Cuando quedaba muy maltrecho, dejaba que transcurrieran los días para que me recuperara. Pero no por ello me libraba de sus torturas. Sentada en su silla, fumando, con mi cabeza bajo la planta de su pie, solía hablarme. No me preguntaba nada: solo informaba de mi estado, subrayaba en que me estaba convertido, en que era un ente sin futuro, que no tenía ni siquiera la voluntad de rebelarme. Hablaba como si estuviera conversando con Ella misma, como si yo no estuviera. O me obligaba a mirar videos de como estaba educando a un nuevo esclavo (el era un esclavo que podía tocarla; yo ni eso)

Después sobrevino una larga temporada de electroshock: yo arrodillado, con las manos en la nuca, sin bajar la mirada, debía soportar las descargas: no cesó en esa práctica hasta que pude soportar dos minutos el nivel máximo de intensidad. Más tarde las duchas frías, simulacros de ahogamiento: yo solo debía meter la cabeza en el balde del agua y solo ante una indicación de Ella podía volver a tomar aire. También el hambre y la sed. Conservo vagos recuerdos de haber deseado que de una vez por toda me quite la vida.

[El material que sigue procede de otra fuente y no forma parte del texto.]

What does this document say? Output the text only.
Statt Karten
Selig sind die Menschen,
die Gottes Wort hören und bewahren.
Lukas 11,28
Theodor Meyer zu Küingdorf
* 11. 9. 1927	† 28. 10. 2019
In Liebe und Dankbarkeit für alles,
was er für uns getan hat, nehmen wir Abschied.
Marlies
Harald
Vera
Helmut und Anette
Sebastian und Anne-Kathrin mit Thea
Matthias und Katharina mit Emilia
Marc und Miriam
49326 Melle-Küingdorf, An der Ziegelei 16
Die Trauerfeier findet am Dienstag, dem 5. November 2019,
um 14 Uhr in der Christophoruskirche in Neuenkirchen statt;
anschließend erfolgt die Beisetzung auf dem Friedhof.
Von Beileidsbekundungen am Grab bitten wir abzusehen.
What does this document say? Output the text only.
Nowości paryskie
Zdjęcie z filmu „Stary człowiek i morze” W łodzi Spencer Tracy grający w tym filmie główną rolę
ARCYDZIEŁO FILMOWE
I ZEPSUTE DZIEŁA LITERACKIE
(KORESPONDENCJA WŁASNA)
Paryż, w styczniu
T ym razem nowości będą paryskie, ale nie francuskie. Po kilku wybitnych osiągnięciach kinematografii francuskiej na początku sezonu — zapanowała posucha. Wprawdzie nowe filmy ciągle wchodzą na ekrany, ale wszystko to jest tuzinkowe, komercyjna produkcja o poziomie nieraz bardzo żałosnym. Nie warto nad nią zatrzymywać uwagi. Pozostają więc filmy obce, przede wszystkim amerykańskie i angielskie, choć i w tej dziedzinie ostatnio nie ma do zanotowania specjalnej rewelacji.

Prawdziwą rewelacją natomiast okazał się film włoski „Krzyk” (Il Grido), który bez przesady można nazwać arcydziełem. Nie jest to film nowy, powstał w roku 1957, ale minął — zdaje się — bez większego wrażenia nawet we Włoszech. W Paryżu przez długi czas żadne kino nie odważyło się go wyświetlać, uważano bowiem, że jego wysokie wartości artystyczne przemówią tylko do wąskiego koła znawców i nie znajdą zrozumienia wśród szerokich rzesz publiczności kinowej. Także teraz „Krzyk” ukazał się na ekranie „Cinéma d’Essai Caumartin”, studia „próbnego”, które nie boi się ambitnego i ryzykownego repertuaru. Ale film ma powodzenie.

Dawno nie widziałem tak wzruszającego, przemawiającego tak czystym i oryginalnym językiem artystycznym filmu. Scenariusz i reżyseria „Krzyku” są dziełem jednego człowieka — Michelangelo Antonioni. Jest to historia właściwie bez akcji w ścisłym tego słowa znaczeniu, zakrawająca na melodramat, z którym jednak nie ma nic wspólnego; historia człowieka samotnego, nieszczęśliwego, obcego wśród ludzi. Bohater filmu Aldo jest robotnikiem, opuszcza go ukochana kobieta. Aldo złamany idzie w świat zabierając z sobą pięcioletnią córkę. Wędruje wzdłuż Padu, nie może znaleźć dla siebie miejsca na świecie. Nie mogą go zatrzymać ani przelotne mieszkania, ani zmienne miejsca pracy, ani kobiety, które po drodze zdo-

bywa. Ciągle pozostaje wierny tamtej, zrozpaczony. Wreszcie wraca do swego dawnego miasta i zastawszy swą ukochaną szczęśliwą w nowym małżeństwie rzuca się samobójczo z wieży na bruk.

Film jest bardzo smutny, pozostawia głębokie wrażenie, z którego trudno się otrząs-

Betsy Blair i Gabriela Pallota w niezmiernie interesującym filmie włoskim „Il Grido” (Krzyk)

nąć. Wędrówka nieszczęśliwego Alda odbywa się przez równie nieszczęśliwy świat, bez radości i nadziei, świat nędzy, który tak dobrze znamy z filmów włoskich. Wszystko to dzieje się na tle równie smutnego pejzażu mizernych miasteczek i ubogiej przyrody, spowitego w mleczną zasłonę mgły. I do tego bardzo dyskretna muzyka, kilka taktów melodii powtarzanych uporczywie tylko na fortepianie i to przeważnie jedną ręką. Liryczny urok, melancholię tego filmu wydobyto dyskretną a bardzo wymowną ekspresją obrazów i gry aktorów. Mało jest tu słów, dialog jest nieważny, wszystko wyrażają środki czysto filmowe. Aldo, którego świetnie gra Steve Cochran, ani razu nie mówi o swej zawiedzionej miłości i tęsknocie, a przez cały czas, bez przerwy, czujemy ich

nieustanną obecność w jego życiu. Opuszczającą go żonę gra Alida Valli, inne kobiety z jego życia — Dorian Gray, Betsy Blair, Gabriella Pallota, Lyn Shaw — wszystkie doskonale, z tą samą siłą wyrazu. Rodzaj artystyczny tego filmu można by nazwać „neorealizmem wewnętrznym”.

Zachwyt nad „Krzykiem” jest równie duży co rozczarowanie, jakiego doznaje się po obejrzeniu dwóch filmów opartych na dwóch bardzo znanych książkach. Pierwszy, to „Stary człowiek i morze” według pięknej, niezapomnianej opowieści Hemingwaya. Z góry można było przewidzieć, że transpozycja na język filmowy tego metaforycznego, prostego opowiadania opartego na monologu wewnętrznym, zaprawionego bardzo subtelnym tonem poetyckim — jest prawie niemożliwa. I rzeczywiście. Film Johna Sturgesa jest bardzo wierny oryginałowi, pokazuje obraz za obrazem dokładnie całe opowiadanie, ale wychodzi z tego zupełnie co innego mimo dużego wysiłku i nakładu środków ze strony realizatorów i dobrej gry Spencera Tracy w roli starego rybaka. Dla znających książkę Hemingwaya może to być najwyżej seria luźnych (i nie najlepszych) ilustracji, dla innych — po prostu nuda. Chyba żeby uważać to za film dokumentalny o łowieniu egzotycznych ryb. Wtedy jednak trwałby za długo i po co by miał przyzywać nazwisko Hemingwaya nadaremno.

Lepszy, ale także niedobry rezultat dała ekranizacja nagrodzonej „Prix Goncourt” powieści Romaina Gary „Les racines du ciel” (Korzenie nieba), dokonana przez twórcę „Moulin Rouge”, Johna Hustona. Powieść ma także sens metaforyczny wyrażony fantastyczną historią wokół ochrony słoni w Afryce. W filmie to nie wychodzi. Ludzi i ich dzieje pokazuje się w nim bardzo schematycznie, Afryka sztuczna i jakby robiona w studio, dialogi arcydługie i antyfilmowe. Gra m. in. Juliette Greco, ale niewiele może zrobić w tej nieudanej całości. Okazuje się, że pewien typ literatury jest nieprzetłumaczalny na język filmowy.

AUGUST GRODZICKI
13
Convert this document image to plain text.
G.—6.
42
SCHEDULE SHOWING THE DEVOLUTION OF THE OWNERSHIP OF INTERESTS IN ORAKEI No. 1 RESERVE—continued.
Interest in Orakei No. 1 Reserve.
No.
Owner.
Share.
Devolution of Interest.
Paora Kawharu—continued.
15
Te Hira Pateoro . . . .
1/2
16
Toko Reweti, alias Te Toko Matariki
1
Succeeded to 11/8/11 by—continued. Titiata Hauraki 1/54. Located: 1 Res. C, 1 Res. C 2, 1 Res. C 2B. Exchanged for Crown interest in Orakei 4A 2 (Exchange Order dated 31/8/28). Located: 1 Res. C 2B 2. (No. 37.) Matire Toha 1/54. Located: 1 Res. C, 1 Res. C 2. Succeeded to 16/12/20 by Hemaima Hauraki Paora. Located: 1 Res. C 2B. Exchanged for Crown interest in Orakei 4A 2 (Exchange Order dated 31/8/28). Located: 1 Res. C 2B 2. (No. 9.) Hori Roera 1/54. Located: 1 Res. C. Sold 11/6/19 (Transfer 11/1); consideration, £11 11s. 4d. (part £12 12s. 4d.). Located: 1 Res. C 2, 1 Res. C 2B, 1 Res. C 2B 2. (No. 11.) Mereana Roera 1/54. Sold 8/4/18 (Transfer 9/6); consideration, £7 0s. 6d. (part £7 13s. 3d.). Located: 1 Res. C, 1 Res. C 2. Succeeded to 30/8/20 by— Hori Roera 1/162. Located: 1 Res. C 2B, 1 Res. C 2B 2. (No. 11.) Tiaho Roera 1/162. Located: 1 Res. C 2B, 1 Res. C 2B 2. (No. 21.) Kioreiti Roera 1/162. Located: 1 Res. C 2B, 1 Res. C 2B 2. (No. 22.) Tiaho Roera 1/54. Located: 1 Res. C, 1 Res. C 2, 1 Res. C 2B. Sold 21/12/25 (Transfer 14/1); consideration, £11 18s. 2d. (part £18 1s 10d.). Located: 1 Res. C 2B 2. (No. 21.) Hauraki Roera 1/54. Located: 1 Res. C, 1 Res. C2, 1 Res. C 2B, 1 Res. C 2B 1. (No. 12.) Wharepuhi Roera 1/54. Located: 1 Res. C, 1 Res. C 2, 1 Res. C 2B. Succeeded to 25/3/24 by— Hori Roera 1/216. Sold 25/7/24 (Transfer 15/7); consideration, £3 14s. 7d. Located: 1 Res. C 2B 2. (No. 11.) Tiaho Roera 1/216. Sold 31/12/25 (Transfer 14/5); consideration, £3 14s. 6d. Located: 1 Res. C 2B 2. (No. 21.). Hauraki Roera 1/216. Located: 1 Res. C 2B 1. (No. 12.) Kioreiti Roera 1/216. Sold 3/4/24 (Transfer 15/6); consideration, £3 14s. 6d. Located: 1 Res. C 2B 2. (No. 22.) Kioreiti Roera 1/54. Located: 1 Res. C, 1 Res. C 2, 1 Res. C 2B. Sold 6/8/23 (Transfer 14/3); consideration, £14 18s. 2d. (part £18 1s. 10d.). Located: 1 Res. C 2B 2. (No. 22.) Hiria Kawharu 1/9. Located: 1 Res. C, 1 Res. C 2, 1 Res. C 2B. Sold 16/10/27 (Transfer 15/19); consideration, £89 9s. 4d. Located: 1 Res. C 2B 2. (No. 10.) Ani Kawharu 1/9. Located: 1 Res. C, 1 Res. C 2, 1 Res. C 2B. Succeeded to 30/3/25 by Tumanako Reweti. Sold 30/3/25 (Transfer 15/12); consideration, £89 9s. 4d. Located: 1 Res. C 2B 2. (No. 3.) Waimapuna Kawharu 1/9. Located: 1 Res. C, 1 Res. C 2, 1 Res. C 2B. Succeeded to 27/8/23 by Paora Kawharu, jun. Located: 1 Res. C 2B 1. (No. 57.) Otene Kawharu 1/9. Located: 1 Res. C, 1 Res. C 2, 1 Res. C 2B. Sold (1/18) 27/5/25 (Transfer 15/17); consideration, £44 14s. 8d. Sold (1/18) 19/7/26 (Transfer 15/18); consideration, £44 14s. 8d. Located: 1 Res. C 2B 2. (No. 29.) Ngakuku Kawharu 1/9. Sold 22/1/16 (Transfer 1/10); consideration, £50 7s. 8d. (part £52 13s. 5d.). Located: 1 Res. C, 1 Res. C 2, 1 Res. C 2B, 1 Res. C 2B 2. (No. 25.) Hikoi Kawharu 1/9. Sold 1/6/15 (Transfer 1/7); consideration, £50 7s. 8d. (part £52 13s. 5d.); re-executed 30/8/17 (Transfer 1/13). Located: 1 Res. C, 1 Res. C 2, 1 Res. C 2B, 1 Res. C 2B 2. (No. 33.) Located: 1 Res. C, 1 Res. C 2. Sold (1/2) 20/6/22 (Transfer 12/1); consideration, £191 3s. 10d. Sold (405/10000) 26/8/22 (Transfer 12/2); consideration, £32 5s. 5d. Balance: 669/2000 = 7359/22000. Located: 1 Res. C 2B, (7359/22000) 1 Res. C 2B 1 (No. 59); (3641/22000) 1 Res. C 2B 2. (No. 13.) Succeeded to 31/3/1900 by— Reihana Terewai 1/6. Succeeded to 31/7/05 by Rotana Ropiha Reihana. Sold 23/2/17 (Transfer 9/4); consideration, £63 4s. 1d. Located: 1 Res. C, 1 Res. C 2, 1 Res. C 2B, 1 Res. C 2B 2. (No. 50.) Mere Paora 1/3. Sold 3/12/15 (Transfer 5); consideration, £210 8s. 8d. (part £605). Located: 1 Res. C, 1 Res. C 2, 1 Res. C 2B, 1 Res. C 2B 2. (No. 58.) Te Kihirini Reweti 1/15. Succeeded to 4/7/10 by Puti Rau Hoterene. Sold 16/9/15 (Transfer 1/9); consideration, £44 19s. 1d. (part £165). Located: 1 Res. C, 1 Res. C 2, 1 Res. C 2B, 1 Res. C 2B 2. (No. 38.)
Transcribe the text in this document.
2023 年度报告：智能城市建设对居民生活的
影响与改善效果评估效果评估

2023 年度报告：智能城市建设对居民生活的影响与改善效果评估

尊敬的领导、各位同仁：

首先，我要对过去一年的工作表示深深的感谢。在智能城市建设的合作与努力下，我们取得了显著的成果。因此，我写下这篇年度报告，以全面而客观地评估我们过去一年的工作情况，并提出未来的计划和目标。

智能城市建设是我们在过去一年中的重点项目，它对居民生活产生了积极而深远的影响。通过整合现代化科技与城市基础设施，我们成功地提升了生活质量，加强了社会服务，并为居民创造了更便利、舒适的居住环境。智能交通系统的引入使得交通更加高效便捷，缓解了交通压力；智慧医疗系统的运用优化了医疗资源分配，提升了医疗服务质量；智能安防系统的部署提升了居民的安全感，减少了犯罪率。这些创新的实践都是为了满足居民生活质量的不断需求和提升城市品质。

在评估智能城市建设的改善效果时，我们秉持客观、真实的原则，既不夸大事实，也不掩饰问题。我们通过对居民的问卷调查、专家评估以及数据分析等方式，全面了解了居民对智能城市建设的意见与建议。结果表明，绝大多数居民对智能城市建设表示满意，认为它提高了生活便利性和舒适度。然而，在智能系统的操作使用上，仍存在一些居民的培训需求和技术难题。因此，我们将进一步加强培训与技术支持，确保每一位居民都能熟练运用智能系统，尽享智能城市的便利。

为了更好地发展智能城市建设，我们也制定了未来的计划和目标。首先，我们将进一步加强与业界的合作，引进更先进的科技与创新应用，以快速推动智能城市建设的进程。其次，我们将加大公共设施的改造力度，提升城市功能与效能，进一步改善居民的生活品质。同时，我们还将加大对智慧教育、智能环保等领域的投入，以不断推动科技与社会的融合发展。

De pronto aquel torbellino se detuvo. Pasaron días, semanas, meses, donde Ella no apareció. Se limitaba a golpear la puerta cuando me acercaba comida y bebida. Comencé a extrañarla a niveles insospechados. Necesitaba sentir su poder como si fuera una droga y era en esos momentos cuando me ponía en posición fetal y lloraba. La única imagen que taladraba mi cerebro durante aquellos días interminables, era la de Ella, la de su cuerpo desnudo, sus piernas, su mirada impasible ante el sufrimiento que me provocaba. Se había cumplido su advertencia: “Vas a temblar cuando escuches mis pasos”

Hasta que un día irrumpió en la habitación y arrojó un par de prendas al suelo. “Podes irte” No comprendí. ¿Adonde iba ir si yo ya no era nadie? Me arrojé al piso y le abracé las piernas. De tanto estar en silencio, había perdido la capacidad de hablar. Igual Ella entendió. Me apartó de su cuerpo como si me tuviera asco y me pisó. “Te avisé que iba a pasar esto” Antes de marcharse, agregó: “La puerta queda sin llave”

Llegó la época del olvido definitivo. Me permitió volver a estar a su servicio en algunas cuestiones. Hacerle de comer, limpiar a veces, prepararle el baño. Eso si: nunca se olvidaba de rozarme el pene con su dedo índice sobre todo cuando se acostaba desnuda y me dejaba dormir a su lado en el suelo. Pero en líneas generales, me ignoraba. Una vez intenté besar sus pies. Me agarró del pelo y mirándome a los ojos, me dijo. “¿Crees que podes aspirar a ese privilegio? Sé que ya no podés pensar… pero ¿no te alcanza con lo que te doy?

Un día mi mente y mi físico empezaron a flaquear. Habían pasado los años y yo era un ente flaco, que me costaba caminar y que veía con dificultad. Ella se dio cuenta y sin decir nada, me arrastró hasta la pieza y me encerró allí. Cada tanto me hacía una visita, como si quisiera comprobar que mi deterioro era irreversible. No había compasión en su mirada. Solo frialdad como si un científico observara el resultado de su experimento. Me acariciaba el pene un rato y se iba.

Hasta que llegó el día que unos enfermeros vinieron por mi y me trajeron a este lugar: un asilo de ancianos. Le tengo fobia al sol, por lo que solo me levantan después del atardecer. Le pedí a una enfermera un cuaderno y lapicera para desgranar estos recuerdos.

Aunque cada noche antes de dormirme me entusiasmo, sé que Ella no vendrá nunca a visitarme.